Suppose that $\varpi=\frac{1}{2}(p-1).$ By $$(p-1)!=1\cdot2\cdots\frac{1}{2}(p-1)\{p-\frac{1}{2}(p-1)\}\{p-\frac{1}{2}(p-3)\}\cdots(p-1)\equiv(-1)^\varpi(\varpi!)^2(\bmod p),$$ it follows, by Wilson's theorem, that $$(\varpi)^2\equiv(-1)^{\varpi-1}(\bmod p).$$ Now we need to distinguish the two cases $p=4n+1$ and $p=4n+3$.
If $p=4n+3$ as in your question, then $$(\varpi!)^2\equiv1(\bmod p),$$ $$\varpi!\equiv\pm1(\bmod p).$$ Since $-1$ is anon-residue of $p$, thr sign in the above conruence ispositive or negative according as $\varpi!$ is a residue or non-residue of $p$.

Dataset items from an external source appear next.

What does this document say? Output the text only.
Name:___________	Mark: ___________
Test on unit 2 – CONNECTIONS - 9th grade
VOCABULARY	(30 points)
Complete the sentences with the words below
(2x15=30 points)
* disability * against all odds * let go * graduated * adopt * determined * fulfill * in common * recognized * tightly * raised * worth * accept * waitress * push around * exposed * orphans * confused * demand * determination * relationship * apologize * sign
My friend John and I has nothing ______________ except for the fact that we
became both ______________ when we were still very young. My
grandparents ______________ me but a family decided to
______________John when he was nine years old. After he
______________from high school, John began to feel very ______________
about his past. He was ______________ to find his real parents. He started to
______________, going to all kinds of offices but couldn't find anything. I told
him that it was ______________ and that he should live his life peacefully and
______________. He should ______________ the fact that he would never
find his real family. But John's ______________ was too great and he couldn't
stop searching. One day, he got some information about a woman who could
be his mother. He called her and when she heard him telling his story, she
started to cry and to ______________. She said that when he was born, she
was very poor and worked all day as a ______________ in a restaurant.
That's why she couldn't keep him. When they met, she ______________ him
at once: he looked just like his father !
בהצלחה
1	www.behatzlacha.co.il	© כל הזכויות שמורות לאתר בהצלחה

As we knew it, a product of two residues or non-residues of $p$ is also a residue, while the product of one residue and a non-residue of $p$ is no longer a residue. Therefore, the sign is positive or negative according as the number of non-residues of $p$ less than $\frac{1}{2}p$ is even or odd.
The case $p=4n+1$ remains nearly the same argument.